As we saw in our EDA notebook, there were quite a few of the numeric variables that were very closely related to each other. For example, in `batting_df`, the columns with `balls_faced` and `total_runs` had very high correlation numbers. Therefore, we will exclude one of these sets from our analysis.

In [48]:
bat_cols_to_drop = ['SalaryUSD', 'NY_SalaryUSD', 'Season', 'balls_faced_1', 'balls_faced_2', 'balls_faced_3', 'boundary_prob_1', 'boundary_prob_2', 'boundary_prob_3']
batting_df = batting_df.drop(columns=bat_cols_to_drop)

In [49]:
bowl_cols_to_drop = ['SalaryUSD', 'NY_SalaryUSD', 'Season', 'balls_bowled_1', 'balls_bowled_2', 'balls_bowled_3', 'boundary_prob_1', 'boundary_prob_2', 'boundary_prob_3']
bowling_df = bowling_df.drop(columns=bowl_cols_to_drop)

## **(II) Scaling the Numeric Columns**

The next step is to scale the numeric columns using the `StandardScaler`.

In [50]:
scaler = StandardScaler()

bat_num_cols = [col for col in batting_df.select_dtypes(include=[np.number]).columns if col not in ['Role', 'changed_teams']]
bowl_num_cols = [col for col in bowling_df.select_dtypes(include=[np.number]).columns if col not in ['Role', 'changed_teams']]

In [51]:
batting_df[bat_num_cols] = scaler.fit_transform(batting_df[bat_num_cols])
bowling_df[bowl_num_cols] = scaler.fit_transform(bowling_df[bowl_num_cols])

## **(III) Getting Dummies for the Categorical Columns**

The final step in data preprocessing is getting dummies for the categorical columns.

In [52]:
batting_df = pd.get_dummies(batting_df, columns=['Country', 'Team'])

In [53]:
bowling_df = pd.get_dummies(bowling_df, columns=['Country', 'Team'])

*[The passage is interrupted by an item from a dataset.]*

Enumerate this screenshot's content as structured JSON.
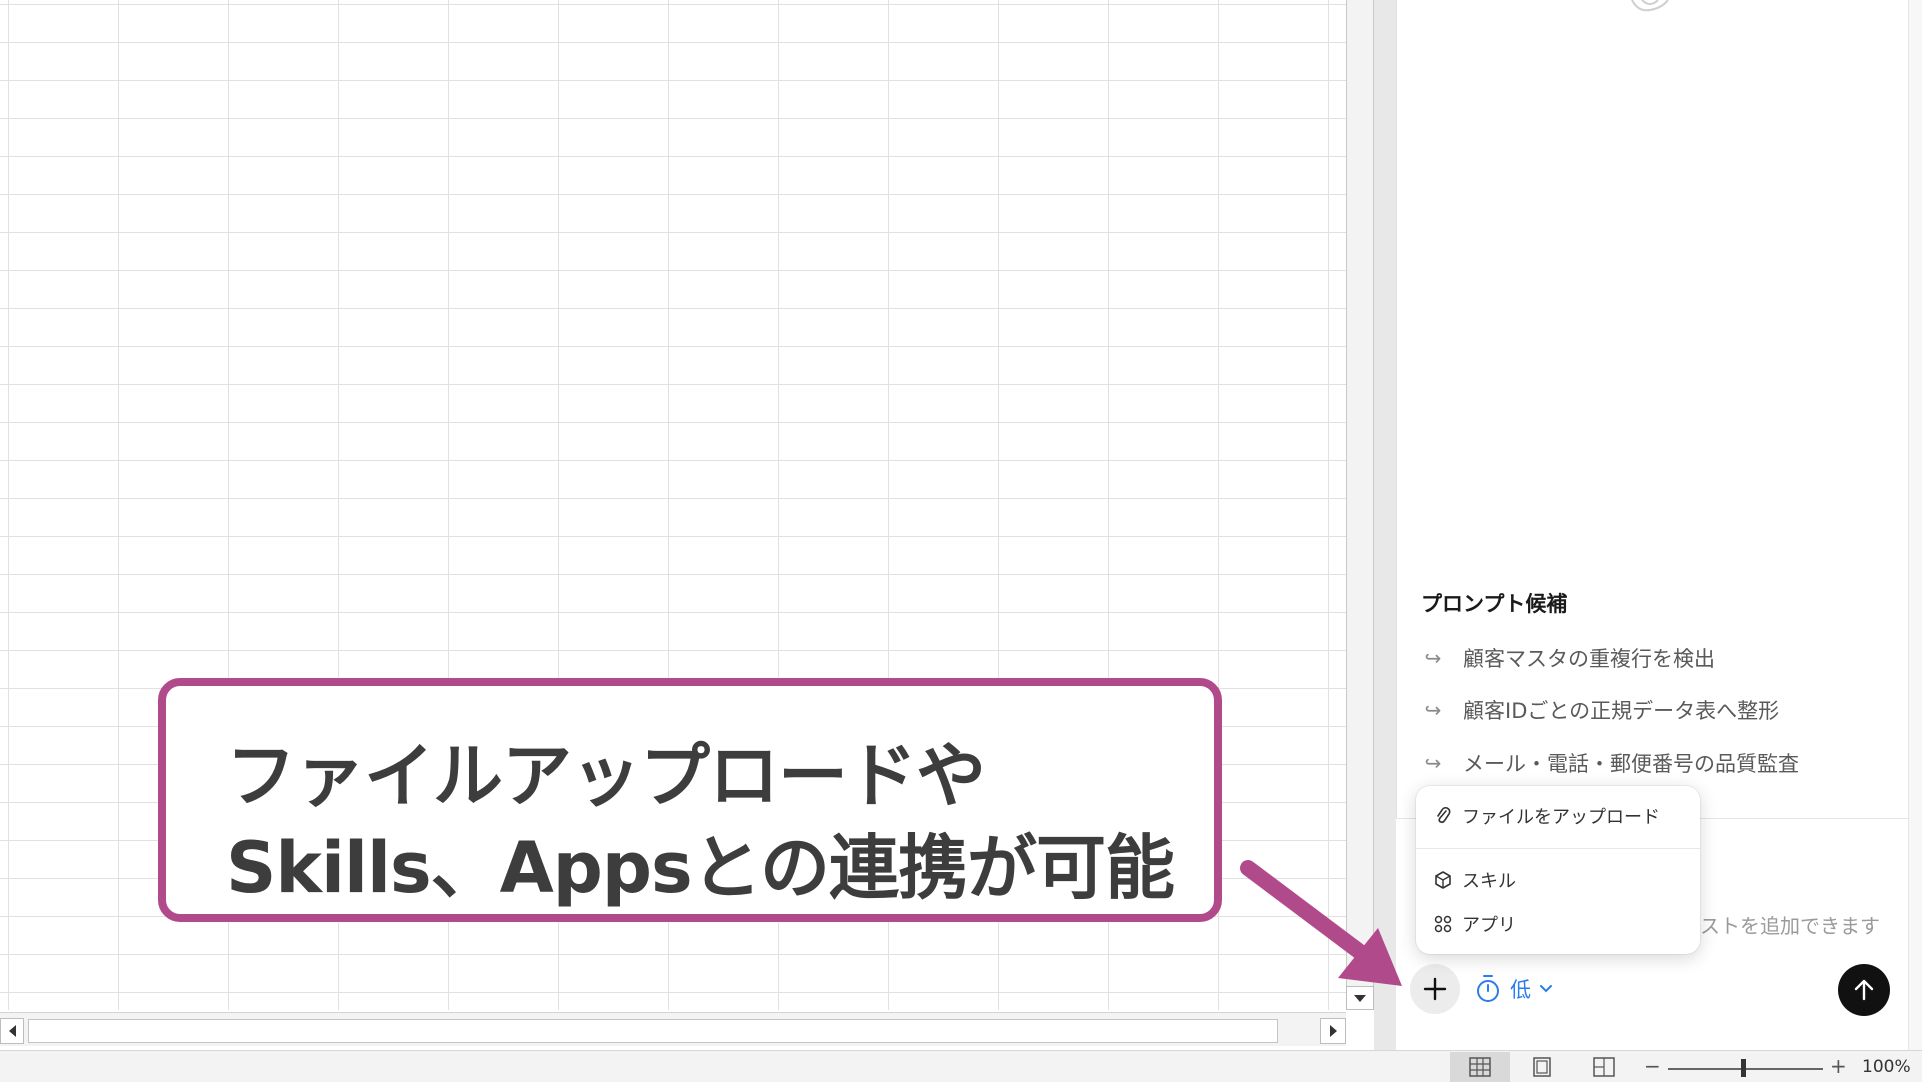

# **Part 2: Train-Test Split**

In [57]:
batting_train, batting_test = train_test_split(batting_df, test_size=.2, random_state=42)
bowling_train, bowling_test = train_test_split(bowling_df, test_size=.2, random_state=42)

In [58]:
batting_train.to_pickle('./FinalDFs/TrainTestSplit/batting_train.pkl')
batting_test.to_pickle('./FinalDFs/TrainTestSplit/batting_test.pkl')

In [59]:
bowling_train.to_pickle('./FinalDFs/TrainTestSplit/bowling_train.pkl')
bowling_test.to_pickle('./FinalDFs/TrainTestSplit/bowling_test.pkl')